The old capital of the kingdom had been Hebron. It did not suit David’s purposes. He wanted a fresh start, a new base of power free of associations with the old regime. He turned his eyes towards the fortress of Jebus – a neutral area without a history of its own. At that stage it was only a fortress/settlement, not a city at all, with an estimated population of about two thousand people. There was a citadel, an administrative center that you might if you were generous call a palace, and houses for personnel and villagers.
Wisely, David did not slaughter the inhabitants when he captured the city. He absorbed them into the system. The wife who bore his successor, Solomon, may have been a Jebusite – her remarkable story is at Bathsheba of Jerusalem.
From Solomon to Hezekiah
Jerusalem from Solomon to Hezekiah. Click on map to enlarge.
This is not a pretty, or indeed popular, period in Jerusalem’s history. When Solomon died the ten northern tribes broke away, forming the kingdom of Israel. Then in about 922 BC the Egyptian Pharaoh Sheshonk I led a raid, capturing the city and sacking it. The Temple was stripped of its treasures, including the Ark and the golden cherubim.
About two hundred years later Hezekiah became king of Judah. He was a man of startling energy. He built new fortifications and an underground tunnel in Jerusalem (see bottom right of map), bringing water from the Gihon Spring to the Pool of Siloam inside the city. Despite the new walls and the water supply, Hezekiah could not withstand real trouble when it came. In 701BC Sennacherib of Assyria ‘came down like a wolf on the fold’, extracting heavy tribute from Jerusalem.

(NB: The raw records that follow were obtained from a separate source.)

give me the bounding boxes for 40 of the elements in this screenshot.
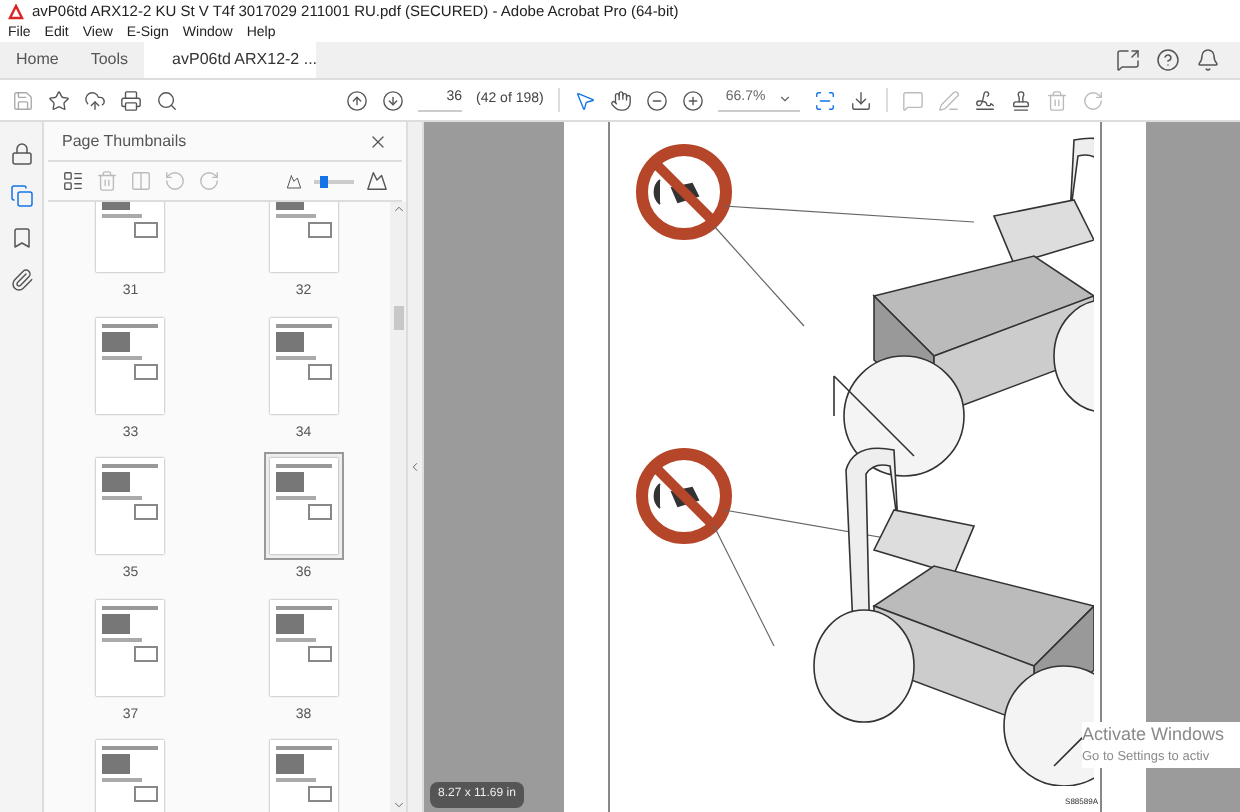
scroll-up-icon[interactable] [391, 202, 405, 216]
lock-icon[interactable] [9, 142, 33, 166]
small-size-icon[interactable] [286, 173, 302, 189]
scroll-mode-icon[interactable] [849, 89, 872, 111]
close-icon[interactable] [368, 131, 388, 151]
activation-notice: Activate Windows [1082, 721, 1225, 748]
page-thumbnail[interactable] [263, 452, 344, 560]
bell-icon[interactable] [1196, 48, 1220, 72]
help-icon[interactable] [1156, 48, 1180, 72]
scrollbar-thumb[interactable] [393, 306, 403, 330]
prohibition-sign-icon [636, 448, 732, 544]
panel-title: Page Thumbnails [62, 129, 187, 153]
pdf-app-icon [8, 4, 24, 20]
large-size-icon[interactable] [366, 170, 388, 192]
collapse-panel-icon[interactable] [408, 460, 422, 474]
pointer-icon[interactable] [573, 89, 596, 111]
share-icon[interactable] [1116, 48, 1140, 72]
zoom-in-icon[interactable] [681, 89, 704, 111]
previous-page-icon[interactable] [346, 89, 368, 111]
options-icon[interactable] [62, 170, 84, 192]
slider-thumb[interactable] [320, 175, 329, 187]
thumbnail-size-slider[interactable] [314, 175, 354, 187]
bookmark-icon[interactable] [9, 226, 33, 250]
caret-icon [777, 92, 792, 106]
scroll-down-icon[interactable] [391, 798, 405, 812]
save-icon[interactable] [12, 89, 34, 111]
attachment-icon[interactable] [9, 268, 33, 292]
print-icon[interactable] [120, 89, 142, 111]
pages-icon[interactable] [9, 184, 33, 208]
search-icon[interactable] [156, 89, 178, 111]
upload-icon[interactable] [84, 89, 106, 111]
next-page-icon[interactable] [382, 89, 404, 111]
zoom-out-icon[interactable] [645, 89, 668, 111]
sign-icon[interactable] [973, 89, 996, 111]
prohibition-sign-icon [636, 144, 732, 240]
stamp-icon[interactable] [1009, 89, 1032, 111]
star-icon[interactable] [48, 89, 70, 111]
hand-icon[interactable] [609, 89, 632, 111]
fit-page-icon[interactable] [813, 89, 836, 111]
tab[interactable]: avP06td ARX12-2 ... [144, 42, 317, 78]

Eight years later Jerusalem was laid waste and its king deported to Babylon. Jerusalem survived, but only just. A few years later it was captured by Nebuchadnezzar II of Babylon, and this time the Temple itself was reduced to rubble. A large section of the Jewish population, including all the educated and wealthy people, was deported to Babylon. The long Exile began.
Jerusalem after the Exile
Jerusalem after the Exile. Click on map to enlarge.
After the Exile in Babylon, the Jewish population returned to their homeland, and to Jerusalem. Their city was a sorry sight, largely in ruins. Where once there had been a Temple, palaces, houses and commercial buildings, now there was rubble. Nothing remained except a few small buildings and a demoralized peasantry living in huts.

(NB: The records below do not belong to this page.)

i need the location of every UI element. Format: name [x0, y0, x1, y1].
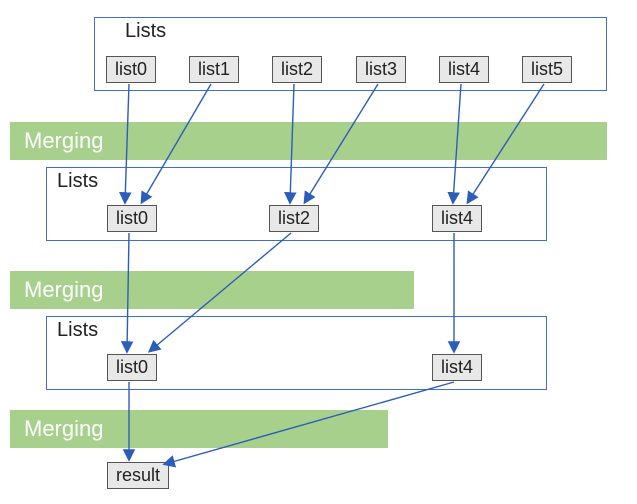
node-result: result	[107, 462, 169, 489]
merging-bar-3: Merging	[10, 410, 388, 448]
lists-title-1: Lists	[57, 170, 98, 193]
node-l1-list0: list0	[107, 205, 157, 232]
node-l0-list2: list2	[272, 56, 322, 83]
merging-bar-2: Merging	[10, 271, 414, 309]
node-l0-list3: list3	[356, 56, 406, 83]
lists-title-0: Lists	[125, 20, 166, 43]
node-l2-list0: list0	[107, 354, 157, 381]
lists-title-2: Lists	[57, 319, 98, 342]
node-l0-list0: list0	[106, 56, 156, 83]
node-l0-list1: list1	[189, 56, 239, 83]
node-l0-list4: list4	[439, 56, 489, 83]
node-l1-list4: list4	[432, 205, 482, 232]
diagram-canvas: Lists list0 list1 list2 list3 list4 list…	[0, 0, 637, 504]
merging-bar-1: Merging	[10, 122, 607, 160]
node-l0-list5: list5	[522, 56, 572, 83]
node-l2-list4: list4	[432, 354, 482, 381]
node-l1-list2: list2	[269, 205, 319, 232]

But bit by bit, egged on by their leaders, the people began to rebuild Jerusalem. They were determined to re-establish their sacred city and in the following centuries Jerusalem grew even larger than it had been.

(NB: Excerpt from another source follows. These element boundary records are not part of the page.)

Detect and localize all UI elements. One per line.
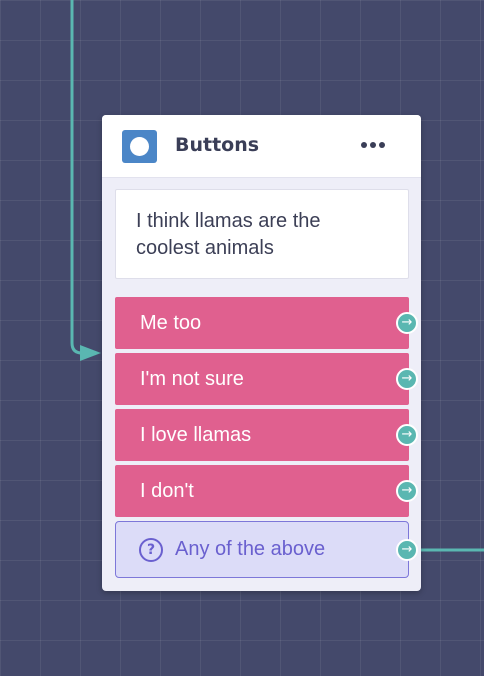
arrow-right-icon[interactable]: → [396, 368, 418, 390]
incoming-connector [70, 0, 92, 355]
choice-button-label: Me too [140, 312, 202, 334]
arrow-right-icon[interactable]: → [396, 480, 418, 502]
arrow-right-icon[interactable]: → [396, 539, 418, 561]
choice-button-love-llamas[interactable]: I love llamas [115, 409, 409, 461]
choice-button-me-too[interactable]: Me too [115, 297, 409, 349]
fallback-button[interactable]: ? Any of the above [115, 521, 409, 578]
arrow-right-icon[interactable]: → [396, 424, 418, 446]
choice-button-label: I don't [140, 480, 194, 502]
choice-button-dont[interactable]: I don't [115, 465, 409, 517]
question-circle-icon: ? [139, 538, 163, 562]
node-header: Buttons [102, 115, 421, 178]
fallback-label: Any of the above [175, 538, 326, 560]
choice-button-label: I'm not sure [140, 368, 244, 390]
choice-button-not-sure[interactable]: I'm not sure [115, 353, 409, 405]
buttons-node[interactable]: Buttons I think llamas are the coolest a… [102, 115, 421, 591]
message-text[interactable]: I think llamas are the coolest animals [115, 189, 409, 279]
arrow-right-icon[interactable]: → [396, 312, 418, 334]
choice-button-label: I love llamas [140, 424, 252, 446]
chat-bubble-icon [122, 130, 157, 163]
incoming-arrowhead [80, 345, 101, 361]
node-title: Buttons [175, 134, 260, 156]
more-horizontal-icon[interactable] [361, 139, 387, 153]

Jerusalem and King Herod the Great
Jerusalem at the time of King Herod the Great.
Click on map to enlarge.
This was the period of Jerusalem’s greatest glory. Compare the map immediately above with the ones further up the page, and you will see that Herod doubled the total area on which Jerusalem stood. He did this by building a vast stone platform, making the Temple area the largest sacred area in the world at that time – easily outdoing the Acropolis in Athens.
The country around Jerusalem
Jerusalem and the country around it. Click on map to enlarge.
This topographic map shows how Jerusalem was built on rock and surrounded by rocky hills and valleys. The site was a natural fortress – no doubt why King David chose it as his capital.
Notice Bethlehem: a small village, but only a few miles away from the capital (click to enlarge the map). Though it is a long way from Nazareth in Galilee, the pregnant but husbandless Mary may have been sent there, or to a nearby village, to visit her cousin Elizabeth, whose husband was a priest of the Temple.
Notice also Bethany, an easy walk across a valley to Jerusalem. It was in this village that Jesus spent time with his friends Mary and Martha, and their brother Lazarus.